Pesez tout cela, et alors qui d’entre vous jettera la première pierre à la jeune fille rougissante qui fut l’enjeu de la cagnotte du Derby ?

Voici la chose, telle qu’elle parut au bout de trois mois bien courts dans le Morning Post : « 12 août – À l’église de Hatherley, mariage de Nicolas Cronin, esquire, fils aîné de Nicolas Cronin, esquire, de Woodlands, Cropshire, avec miss Eleanor Montague, fille de feu James Montague, esquire, juge de paix, à Hatherley House ».

===Chapitre XIII===

Jack partit en déclarant qu’il allait s’offrir comme volontaire dans une expédition en ballon pour le Pôle Nord. Mais il revint trois jours après, et dit qu’il avait changé d’intention.

Il voulait refaire à pied le trajet parcouru par Stanley à travers l’Afrique équatoriale.

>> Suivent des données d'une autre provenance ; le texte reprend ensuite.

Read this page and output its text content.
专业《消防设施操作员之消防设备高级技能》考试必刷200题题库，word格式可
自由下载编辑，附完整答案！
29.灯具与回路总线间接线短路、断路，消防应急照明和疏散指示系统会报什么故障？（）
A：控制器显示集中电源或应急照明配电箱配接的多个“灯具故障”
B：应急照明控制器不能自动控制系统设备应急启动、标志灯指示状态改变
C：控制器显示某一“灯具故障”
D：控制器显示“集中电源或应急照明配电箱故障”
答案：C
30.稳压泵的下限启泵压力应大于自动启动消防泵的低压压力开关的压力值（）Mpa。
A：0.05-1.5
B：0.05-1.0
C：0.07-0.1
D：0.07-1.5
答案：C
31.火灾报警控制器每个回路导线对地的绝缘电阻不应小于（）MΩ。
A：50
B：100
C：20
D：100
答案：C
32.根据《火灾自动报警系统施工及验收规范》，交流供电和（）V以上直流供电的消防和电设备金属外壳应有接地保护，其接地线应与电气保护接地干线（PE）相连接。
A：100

Depuis, il a laissé échapper une ou deux allusions pleines d’amertume aux espérances déçues et aux joies ineffables de la mort ; mais tout bien considéré, il continue à se porter fort bien, et récemment on l’a entendu grogner en des occasions telles que du mouton pas assez cuit et du bœuf trop cuit, allusions que l’on peut à bon droit regarder comme des indices de bonne santé.

Sol prit la chose avec plus de calme ; mais je crains que le fer ne soit entré plus profond dans son âme.

Toutefois, il se remit d’aplomb comme un garçon courageux qu’il était.

Il poussa même la hardiesse jusqu’à désigner les demoiselles d’honneur, ce qui lui fournit l’occasion de se perdre dans un labyrinthe inextricable de mots.

Il se lava les mains de la phrase rebelle, et la coupa en deux pour s’asseoir, succombant à sa rougeur et aux applaudissements.

J’ai entendu dire qu’il avait pris pour confidente de ses douleurs et de ses déceptions la sœur de Grace Maberly et trouvé en elle la sympathie qu’il en attendait.

Bob et Grace se marient dans quelques mois, et il se pourrait qu’un autre mariage ait lieu à la même époque.